What are the considerations of policy here? I will take them in order.

First, Mrs. Dutton has suffered a grievous loss. The house fell down without any fault of hers. She is in no position herself to bear the loss. Who ought in justice to bear it? I should think those who were responsible. Who are they? In the first place, the builder was responsible. It was he who laid the foundations so badly that the house fell down. In the second place, the council's inspector was responsible. It was his job to examine the foundations to see if they would take the load of the house. He failed to do it properly. In the third place, the council should answer for his failure. They were entrusted by Parliament with the task of seeing that houses were properly built. They received public funds for the purpose. The very object was to protect purchasers and occupiers of houses. Yet they failed to protect them. Their shoulders are broad enough to bear the loss.

Next I ask: is there any reason in point of law why the council should not be held liable? Hitherto many lawyers have thought that a builder (who was also the owner) was not liable. If that were truly the law, I would not have thought it fair to make the council liable when the builder was not liable. But I hold that the builder who builds a house badly is liable, even though he is himself the owner. On this footing, there is nothing unfair in holding the council's surveyor also liable.

Then I ask: If liability were imposed on the council, would it have an adverse effect on the work? Would it mean that the council would not inspect at all, rather than risk liability for inspecting badly? Would it mean that inspectors would be harassed in their work or be subject to baseless charges? Would it mean that they would be extra cautious, and hold up work unnecessarily? Such considerations have influenced cases in the past, as in Rondel v. Worsley [1969] 1 A.C. 191 . But here I see no danger. If liability is imposed on the council, it would tend, I think, to make them do their work better, rather than worse.

Next, I ask: Is there any economic reason why liability should not be imposed on the council? In some cases the law has drawn the line to prevent recovery of damages. It sets a limit to damages for economic loss, or for shock, or theft by escaping convicts. The reason is that if no limit were set there would be no end to the money payable. But I see no such reason here for limiting damages. In nearly every case the builder will be primarily liable. He will be insured and his insurance company will pay the damages. It will be very rarely that the council will be sued or found liable. If it is, much the greater responsibility will fall on the builder and little on the council.

Finally I ask myself: If we permit this new action, are we opening the door too much? Will it lead to a flood of cases which neither the council nor the courts will be able to handle? Such considerations have sometimes in the past led the courts to reject novel claims. But I see no need to reject this claim on this ground. The injured person will always have his claim against the builder. He will rarely allege - and still less be able to prove - a case against the council.
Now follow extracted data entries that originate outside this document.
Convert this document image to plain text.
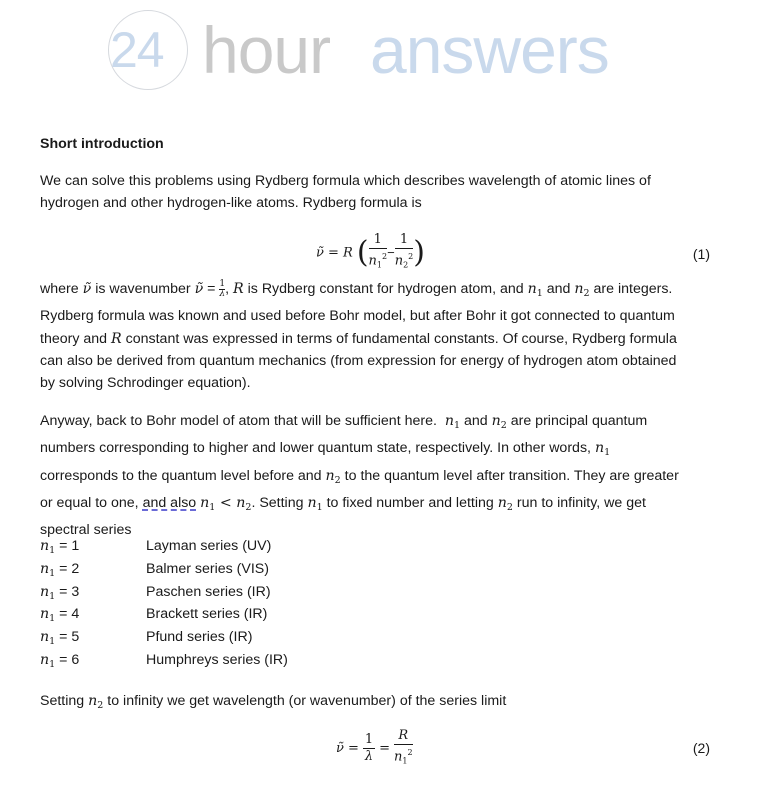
24 hour answers
Short introduction
We can solve this problems using Rydberg formula which describes wavelength of atomic lines of
hydrogen and other hydrogen-like atoms. Rydberg formula is
ν̃ = R ( $\frac{1}{n_1^2} - \frac{1}{n_2^2}$ )	(1)
where ν̃ is wavenumber ν̃ = $\frac{1}{\lambda}$, R is Rydberg constant for hydrogen atom, and $n_1$ and $n_2$ are integers.
Rydberg formula was known and used before Bohr model, but after Bohr it got connected to quantum
theory and R constant was expressed in terms of fundamental constants. Of course, Rydberg formula
can also be derived from quantum mechanics (from expression for energy of hydrogen atom obtained
by solving Schrodinger equation).
Anyway, back to Bohr model of atom that will be sufficient here. $n_1$ and $n_2$ are principal quantum
numbers corresponding to higher and lower quantum state, respectively. In other words, $n_1$
corresponds to the quantum level before and $n_2$ to the quantum level after transition. They are greater
or equal to one, and also $n_1 < n_2$. Setting $n_1$ to fixed number and letting $n_2$ run to infinity, we get
spectral series
$n_1 = 1$	Layman series (UV)
$n_1 = 2$	Balmer series (VIS)
$n_1 = 3$	Paschen series (IR)
$n_1 = 4$	Brackett series (IR)
$n_1 = 5$	Pfund series (IR)
$n_1 = 6$	Humphreys series (IR)
Setting $n_2$ to infinity we get wavelength (or wavenumber) of the series limit
ν̃ = $\frac{1}{\lambda} = \frac{R}{n_1^2}$	(2)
All these considerations lead me to the conclusion that the policy of the law should be, and is, that the council should be liable for the negligence of their surveyor in passing work as good when in truth it is bad.

I would therefore dismiss this appeal. In parting from the case I would like to pay my tribute to the help we have received from counsel on both sides and the very good research they have done in the course of the case.